For a start, it frees managers from the constraints of their own technology. Asset managers are often forced to administer funds using dated legacy systems that have high running costs. Managers also lack the flexibility to support innovation, often requiring significant investment if they wish to launch a new product.
Adapting these legacy technologies to meet these challenges can be expensive, and an ongoing challenge: regulation continues to change, as do investors’ and distributors’ requirements. By outsourcing fund administration, asset managers can meet this challenge cost effectively, benefiting from the administrator’s specialisms and economies of scale, as well as reducing risk and time to market through shared responsibility. In short, it gives them access to the technology, skills and capabilities needed to bring new funds to market quickly and efficiently.
It will also enable managers to meet the challenges of a changing environment, such as keeping pace with the dynamic regulatory landscape.
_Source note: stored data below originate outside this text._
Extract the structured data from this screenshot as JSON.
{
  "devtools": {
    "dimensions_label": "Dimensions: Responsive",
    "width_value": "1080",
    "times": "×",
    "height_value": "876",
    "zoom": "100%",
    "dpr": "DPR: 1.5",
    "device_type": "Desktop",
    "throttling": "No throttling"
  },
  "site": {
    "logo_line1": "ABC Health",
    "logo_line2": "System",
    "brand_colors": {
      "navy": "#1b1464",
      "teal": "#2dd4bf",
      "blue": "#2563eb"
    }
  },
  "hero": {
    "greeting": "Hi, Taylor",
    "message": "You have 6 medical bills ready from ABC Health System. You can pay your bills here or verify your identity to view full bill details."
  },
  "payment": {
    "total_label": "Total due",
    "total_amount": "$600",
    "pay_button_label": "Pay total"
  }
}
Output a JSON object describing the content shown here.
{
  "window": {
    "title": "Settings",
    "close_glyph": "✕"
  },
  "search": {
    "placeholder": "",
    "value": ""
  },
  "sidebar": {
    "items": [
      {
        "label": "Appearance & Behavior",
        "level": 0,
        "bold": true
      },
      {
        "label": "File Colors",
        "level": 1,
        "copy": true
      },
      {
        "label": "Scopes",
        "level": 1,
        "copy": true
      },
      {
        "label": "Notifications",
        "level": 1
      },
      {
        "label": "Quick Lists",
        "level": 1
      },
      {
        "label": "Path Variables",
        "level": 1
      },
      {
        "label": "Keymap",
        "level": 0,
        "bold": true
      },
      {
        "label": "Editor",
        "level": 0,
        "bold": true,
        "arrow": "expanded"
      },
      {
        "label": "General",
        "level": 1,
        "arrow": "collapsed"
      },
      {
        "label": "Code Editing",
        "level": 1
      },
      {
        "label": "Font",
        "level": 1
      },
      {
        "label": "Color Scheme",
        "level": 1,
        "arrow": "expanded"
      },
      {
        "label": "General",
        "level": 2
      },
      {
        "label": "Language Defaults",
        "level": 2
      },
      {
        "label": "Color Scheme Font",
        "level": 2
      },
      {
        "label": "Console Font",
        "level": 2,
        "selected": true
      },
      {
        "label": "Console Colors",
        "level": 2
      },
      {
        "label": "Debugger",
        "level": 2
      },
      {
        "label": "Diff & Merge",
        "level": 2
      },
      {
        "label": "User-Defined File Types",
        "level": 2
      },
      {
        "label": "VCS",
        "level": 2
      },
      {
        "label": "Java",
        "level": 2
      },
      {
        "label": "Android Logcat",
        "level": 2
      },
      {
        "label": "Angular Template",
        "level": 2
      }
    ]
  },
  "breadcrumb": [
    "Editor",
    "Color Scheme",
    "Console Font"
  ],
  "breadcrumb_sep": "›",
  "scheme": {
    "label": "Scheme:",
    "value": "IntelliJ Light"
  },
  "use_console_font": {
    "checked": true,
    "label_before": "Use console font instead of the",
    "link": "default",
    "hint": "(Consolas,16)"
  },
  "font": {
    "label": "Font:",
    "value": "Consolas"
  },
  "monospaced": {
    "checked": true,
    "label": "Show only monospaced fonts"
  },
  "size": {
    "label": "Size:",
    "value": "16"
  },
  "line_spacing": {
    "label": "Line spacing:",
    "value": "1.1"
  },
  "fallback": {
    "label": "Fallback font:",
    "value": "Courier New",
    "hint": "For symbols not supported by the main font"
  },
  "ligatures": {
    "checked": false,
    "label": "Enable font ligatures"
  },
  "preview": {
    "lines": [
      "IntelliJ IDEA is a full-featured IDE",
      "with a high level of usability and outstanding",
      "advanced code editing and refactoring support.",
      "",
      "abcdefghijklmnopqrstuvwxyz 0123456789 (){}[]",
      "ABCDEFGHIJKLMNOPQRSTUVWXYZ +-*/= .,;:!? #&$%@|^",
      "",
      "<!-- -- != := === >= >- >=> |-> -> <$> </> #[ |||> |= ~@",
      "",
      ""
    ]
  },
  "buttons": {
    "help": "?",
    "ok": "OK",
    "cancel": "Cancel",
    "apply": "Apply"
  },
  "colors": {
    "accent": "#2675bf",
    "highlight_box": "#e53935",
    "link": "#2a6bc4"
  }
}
The General Data Protection Regulation coming into effect in May next year, for instance, will pose a significant challenge to the asset management sector. Managers must ensure systems can meet requirements, such as the right to be forgotten, as well as more generally keeping track of what data is held on individuals and where. Handled poorly, it could hamper investment managers’ ability to access the information they and their partners need to service investors effectively.